I thought, loudly, back. I couldn't help but glare at the window-- not out the window, but at the window morbidly covered in half-broken blinds that are only half-broken enough to be ugly, yet still functional enough to continue blocking out the glory of daylight. Irritated by defeat, fueled by paranoia, I glowered at those ugly blinds, half full of annoyance--at ugly blinds, at little birds, at boring books, at phrasal verbs--and half empty of the beautiful sunshine our little friend was so vocally enjoying. When I absently tried to bring my attention back to the class, and they all started laughing, I realized -- That little bastard. He did that on purpose! He's just rubbing it in! And I wasn't the only one who noticed! ... That's not nice. At the very least, my classmates joined me in the oddity of the moment. But it tickled my funny bone in a way that was irreparable. Which is trouble.

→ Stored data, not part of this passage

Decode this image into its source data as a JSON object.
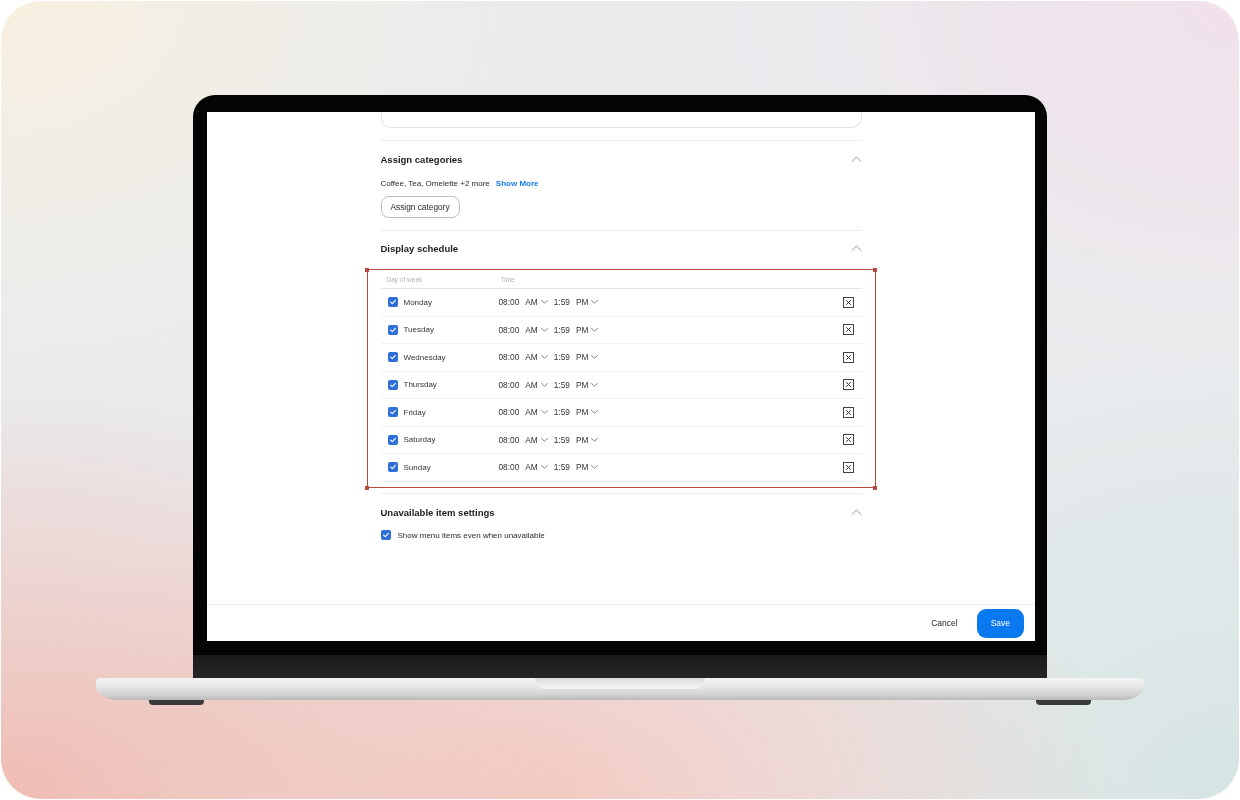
{
  "sections": [
    {
      "kind": "categories",
      "title": "Assign categories",
      "expanded": true,
      "summary": "Coffee, Tea, Omelette +2 more",
      "link": "Show More",
      "button": "Assign category"
    },
    {
      "kind": "schedule",
      "title": "Display schedule",
      "expanded": true,
      "highlighted": true,
      "columns": [
        "Day of week",
        "Time"
      ],
      "rows": [
        {
          "day": "Monday",
          "checked": true,
          "start_time": "08:00",
          "start_period": "AM",
          "end_time": "1:59",
          "end_period": "PM"
        },
        {
          "day": "Tuesday",
          "checked": true,
          "start_time": "08:00",
          "start_period": "AM",
          "end_time": "1:59",
          "end_period": "PM"
        },
        {
          "day": "Wednesday",
          "checked": true,
          "start_time": "08:00",
          "start_period": "AM",
          "end_time": "1:59",
          "end_period": "PM"
        },
        {
          "day": "Thursday",
          "checked": true,
          "start_time": "08:00",
          "start_period": "AM",
          "end_time": "1:59",
          "end_period": "PM"
        },
        {
          "day": "Friday",
          "checked": true,
          "start_time": "08:00",
          "start_period": "AM",
          "end_time": "1:59",
          "end_period": "PM"
        },
        {
          "day": "Saturday",
          "checked": true,
          "start_time": "08:00",
          "start_period": "AM",
          "end_time": "1:59",
          "end_period": "PM"
        },
        {
          "day": "Sunday",
          "checked": true,
          "start_time": "08:00",
          "start_period": "AM",
          "end_time": "1:59",
          "end_period": "PM"
        }
      ]
    },
    {
      "kind": "unavailable",
      "title": "Unavailable item settings",
      "expanded": true,
      "option": {
        "label": "Show menu items even when unavailable",
        "checked": true
      }
    }
  ],
  "footer": {
    "buttons": [
      {
        "label": "Cancel",
        "kind": "secondary"
      },
      {
        "label": "Save",
        "kind": "primary"
      }
    ]
  }
}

Later, everything was funny:

Focus. This is the seventh time I've heard it in a week. No-- it's FO-CUS. Do not say "Fuk-use" or I'll take offense.

"Jump out" isn't a phrasal verb. ... Wait. Yes. Yes it is, because you can jump out of a cake, or a closet. But this is weird for visual learners.

What does "get off" mean? ... Emmmmmmmm. ... Opposite of get on.

And then, on a "How Good of a Driver Are You" quiz, I definitely scored the lowest. And when they asked if it was easy to get a driver's license in the U.S. (obviously, it must be), all I could think about was how I smacked the tester when I put the car in reverse. It was an accident.

Me complicas, pájarito. Me complicas. That was difficult.